- Official release poster
- Directed by: Saurabh Shukla
- Written by: Saurabh Shukla
- Based on: Jab Khuli Kitaab by Saurabh Shukla
- Produced by: Sameer Nair; Deepak Segal; Naren Kumar; Saurabh Shukla; Mahesh Korade;
- Starring: Pankaj Kapur; Dimple Kapadia; Aparshakti Khurana;
- Cinematography: Adri Thakur
- Edited by: Kunal Walve
- Production companies: Applause Entertainment; Shoestrap Films;
- Distributed by: ZEE5
- Release dates: November 2024 (IFFI); 6 March 2026;
- Running time: 115 minutes
- Country: India
- Language: Hindi

= Jab Khuli Kitaab =

Jab Khuli Kitaab is a 2024 Indian Hindi-language romantic comedy-drama film written and directed by Saurabh Shukla. Produced by Applause Entertainment and Shoe Strap Films, it is a cinematic adaptation of Shukla's own stage play of the same name. The film stars Pankaj Kapur and Dimple Kapadia as an elderly couple who decide to seek a divorce after 50 years of marriage.

The film premiered on the streaming service ZEE5 on 6 March 2026.

== Plot ==
Set in the picturesque town of Ranikhet, Uttarakhand, Gopal Chandra Nautiyal has spent the last two years devotedly caring for his wife, Anusuya, who has been in a coma. When Anusuya miraculously awakens, the family's joy is short-lived. During a moment of reflection, she confesses to a brief extra-marital affair that occurred decades earlier in their marriage.

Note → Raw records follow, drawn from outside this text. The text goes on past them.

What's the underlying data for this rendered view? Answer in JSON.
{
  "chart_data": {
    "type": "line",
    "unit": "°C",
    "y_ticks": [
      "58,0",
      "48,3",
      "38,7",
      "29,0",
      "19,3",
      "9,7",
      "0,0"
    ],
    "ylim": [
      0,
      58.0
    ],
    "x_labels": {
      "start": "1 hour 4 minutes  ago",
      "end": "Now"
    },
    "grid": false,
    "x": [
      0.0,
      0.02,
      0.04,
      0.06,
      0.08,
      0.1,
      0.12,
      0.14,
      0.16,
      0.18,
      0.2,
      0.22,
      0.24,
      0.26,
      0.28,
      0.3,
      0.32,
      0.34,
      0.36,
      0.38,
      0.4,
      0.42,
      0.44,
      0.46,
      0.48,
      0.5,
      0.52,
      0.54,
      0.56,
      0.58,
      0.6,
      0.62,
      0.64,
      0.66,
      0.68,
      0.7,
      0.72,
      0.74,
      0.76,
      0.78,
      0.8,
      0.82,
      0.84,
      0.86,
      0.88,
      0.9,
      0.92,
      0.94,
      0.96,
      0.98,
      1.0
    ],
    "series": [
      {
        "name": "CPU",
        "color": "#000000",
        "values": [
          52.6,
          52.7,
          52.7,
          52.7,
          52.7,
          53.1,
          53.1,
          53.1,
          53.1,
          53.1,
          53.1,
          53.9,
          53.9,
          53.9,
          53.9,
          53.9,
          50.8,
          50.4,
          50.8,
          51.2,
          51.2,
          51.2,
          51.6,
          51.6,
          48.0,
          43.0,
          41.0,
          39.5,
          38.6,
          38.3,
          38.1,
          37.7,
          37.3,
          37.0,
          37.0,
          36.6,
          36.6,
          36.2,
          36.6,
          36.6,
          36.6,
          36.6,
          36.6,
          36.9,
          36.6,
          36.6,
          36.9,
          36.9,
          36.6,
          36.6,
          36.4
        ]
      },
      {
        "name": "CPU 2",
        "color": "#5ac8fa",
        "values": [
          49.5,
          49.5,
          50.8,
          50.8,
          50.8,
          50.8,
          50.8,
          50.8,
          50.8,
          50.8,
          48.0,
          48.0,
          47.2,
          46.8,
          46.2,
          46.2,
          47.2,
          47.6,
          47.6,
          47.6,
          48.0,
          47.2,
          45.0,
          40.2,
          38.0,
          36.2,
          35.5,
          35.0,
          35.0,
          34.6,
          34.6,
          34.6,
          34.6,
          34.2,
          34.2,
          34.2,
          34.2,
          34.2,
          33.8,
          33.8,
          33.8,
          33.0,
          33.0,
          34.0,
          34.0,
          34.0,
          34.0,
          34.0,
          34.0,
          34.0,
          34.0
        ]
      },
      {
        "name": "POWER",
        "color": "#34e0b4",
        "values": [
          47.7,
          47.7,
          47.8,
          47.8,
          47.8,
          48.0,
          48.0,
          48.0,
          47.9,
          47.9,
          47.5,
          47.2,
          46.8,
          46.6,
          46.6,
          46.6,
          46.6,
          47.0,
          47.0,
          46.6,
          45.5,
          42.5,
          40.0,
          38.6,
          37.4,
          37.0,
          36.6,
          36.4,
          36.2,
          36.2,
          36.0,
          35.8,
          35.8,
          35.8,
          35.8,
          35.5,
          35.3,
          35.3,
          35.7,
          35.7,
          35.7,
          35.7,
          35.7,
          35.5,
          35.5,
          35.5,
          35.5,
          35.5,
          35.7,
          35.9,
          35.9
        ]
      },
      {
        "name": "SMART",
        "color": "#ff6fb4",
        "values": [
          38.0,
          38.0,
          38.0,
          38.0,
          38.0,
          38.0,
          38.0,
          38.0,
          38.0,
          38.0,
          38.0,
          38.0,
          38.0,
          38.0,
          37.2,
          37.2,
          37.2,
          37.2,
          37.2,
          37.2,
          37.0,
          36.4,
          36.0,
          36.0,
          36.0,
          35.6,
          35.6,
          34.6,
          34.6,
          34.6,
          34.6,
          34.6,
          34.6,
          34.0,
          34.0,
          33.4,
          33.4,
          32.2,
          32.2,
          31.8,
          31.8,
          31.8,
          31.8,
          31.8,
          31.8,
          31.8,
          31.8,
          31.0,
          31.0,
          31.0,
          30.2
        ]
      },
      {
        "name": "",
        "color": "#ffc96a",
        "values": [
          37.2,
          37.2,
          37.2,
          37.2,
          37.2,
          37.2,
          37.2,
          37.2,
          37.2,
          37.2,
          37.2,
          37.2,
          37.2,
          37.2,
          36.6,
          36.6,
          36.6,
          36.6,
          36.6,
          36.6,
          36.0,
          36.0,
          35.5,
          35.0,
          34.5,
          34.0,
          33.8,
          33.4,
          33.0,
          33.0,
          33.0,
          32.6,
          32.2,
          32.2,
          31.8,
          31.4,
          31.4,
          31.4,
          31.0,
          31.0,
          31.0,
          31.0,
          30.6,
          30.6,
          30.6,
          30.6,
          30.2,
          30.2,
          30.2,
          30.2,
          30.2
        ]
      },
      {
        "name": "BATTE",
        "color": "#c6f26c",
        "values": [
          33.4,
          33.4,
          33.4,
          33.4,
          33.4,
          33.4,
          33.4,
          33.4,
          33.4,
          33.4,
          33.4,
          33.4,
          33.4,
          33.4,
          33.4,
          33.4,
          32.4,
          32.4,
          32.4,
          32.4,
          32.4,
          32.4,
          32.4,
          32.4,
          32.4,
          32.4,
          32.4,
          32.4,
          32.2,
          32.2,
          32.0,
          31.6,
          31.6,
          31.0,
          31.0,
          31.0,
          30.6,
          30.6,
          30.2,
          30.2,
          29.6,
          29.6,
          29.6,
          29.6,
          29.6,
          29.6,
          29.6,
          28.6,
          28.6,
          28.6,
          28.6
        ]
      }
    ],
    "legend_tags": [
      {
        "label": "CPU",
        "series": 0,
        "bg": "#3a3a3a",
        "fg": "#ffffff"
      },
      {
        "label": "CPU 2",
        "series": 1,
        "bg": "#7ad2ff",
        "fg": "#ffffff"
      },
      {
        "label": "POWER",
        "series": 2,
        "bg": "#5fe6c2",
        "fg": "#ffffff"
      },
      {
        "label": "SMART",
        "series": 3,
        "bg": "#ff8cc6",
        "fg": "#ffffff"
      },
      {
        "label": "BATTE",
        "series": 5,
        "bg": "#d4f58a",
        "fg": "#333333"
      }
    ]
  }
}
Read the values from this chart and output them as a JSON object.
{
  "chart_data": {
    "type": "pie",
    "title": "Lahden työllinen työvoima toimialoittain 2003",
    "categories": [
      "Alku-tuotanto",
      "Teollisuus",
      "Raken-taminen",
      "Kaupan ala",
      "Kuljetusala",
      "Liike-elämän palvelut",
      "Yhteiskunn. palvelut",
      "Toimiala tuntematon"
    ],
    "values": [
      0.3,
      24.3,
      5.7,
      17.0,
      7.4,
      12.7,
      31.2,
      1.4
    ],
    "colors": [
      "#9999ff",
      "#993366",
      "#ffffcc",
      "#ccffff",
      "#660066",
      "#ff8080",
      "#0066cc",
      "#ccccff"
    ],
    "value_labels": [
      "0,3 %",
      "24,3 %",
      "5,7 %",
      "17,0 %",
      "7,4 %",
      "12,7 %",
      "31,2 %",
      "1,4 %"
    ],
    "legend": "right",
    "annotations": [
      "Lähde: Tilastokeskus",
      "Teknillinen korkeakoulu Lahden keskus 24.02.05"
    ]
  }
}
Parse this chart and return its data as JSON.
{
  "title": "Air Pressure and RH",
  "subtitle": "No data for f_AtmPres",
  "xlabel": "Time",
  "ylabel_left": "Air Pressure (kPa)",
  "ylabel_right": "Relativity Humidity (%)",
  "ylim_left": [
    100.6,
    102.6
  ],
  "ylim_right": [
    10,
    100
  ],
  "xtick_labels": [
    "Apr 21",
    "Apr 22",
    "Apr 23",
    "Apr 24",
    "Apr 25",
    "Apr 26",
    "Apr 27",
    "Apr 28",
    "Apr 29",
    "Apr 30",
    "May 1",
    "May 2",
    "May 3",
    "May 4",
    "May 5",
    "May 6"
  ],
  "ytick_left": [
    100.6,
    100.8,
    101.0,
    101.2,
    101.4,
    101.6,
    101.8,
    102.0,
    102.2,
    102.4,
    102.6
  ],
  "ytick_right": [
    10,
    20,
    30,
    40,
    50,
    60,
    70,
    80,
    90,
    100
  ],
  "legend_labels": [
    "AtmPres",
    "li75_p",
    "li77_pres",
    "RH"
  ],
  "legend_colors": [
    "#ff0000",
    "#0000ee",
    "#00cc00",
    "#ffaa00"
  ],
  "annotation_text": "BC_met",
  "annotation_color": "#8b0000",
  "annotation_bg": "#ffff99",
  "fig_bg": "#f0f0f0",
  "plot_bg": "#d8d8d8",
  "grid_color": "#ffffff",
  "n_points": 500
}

Stunned and feeling betrayed by the revelation, the elderly Gopal decides to file for divorce, much to the shock of their grown children and the local community. The film follows the legal and emotional fallout as the couple navigates the proceedings with a young lawyer, eventually exploring themes of aging, forgiveness, and the complexity of long-term relationships.

== Cast ==

- Pankaj Kapur as Gopal Chandra Nautiyal
- Dimple Kapadia as Anusuya Nautiyal
- Aparshakti Khurana as RK Negi, the lawyer
- Manasi Parekh as Asha,the judge.
- Samir Soni as Param, Gopal and Anusuya's son
- Nauheed Cyrusi as Farnaaz
- Sunil Palwal
- Devyani Ratanpal

== Production ==
The film was officially announced in December 2021. Director Saurabh Shukla stated that the story was originally written as a screenplay before he adapted it into a play for the Aadhyam theater festival. Principal photography took place in late 2021 and early 2022, primarily in Ranikhet and other parts of Uttarakhand.

== Reception ==
The Times of India gave the film 3/5 stars, noting that while the "stellar performances" by Kapur and Kapadia keep the movie afloat, the transition from stage to screen feels "stagnant" in parts. News18 highlighted the emotional weight of the drama but felt the humor was occasionally forced.

Sukanya Verma of Rediff.com praised the "dignity" Kapadia brings to her role but remarked that the film struggles to maintain momentum. Scroll.in was more critical, describing it as an "open-and-shut case" that fails to fully capitalize on its unique premise. Amar Ujala and ABP News both appreciated the film's family-centric emotional core, particularly the chemistry between the lead pair.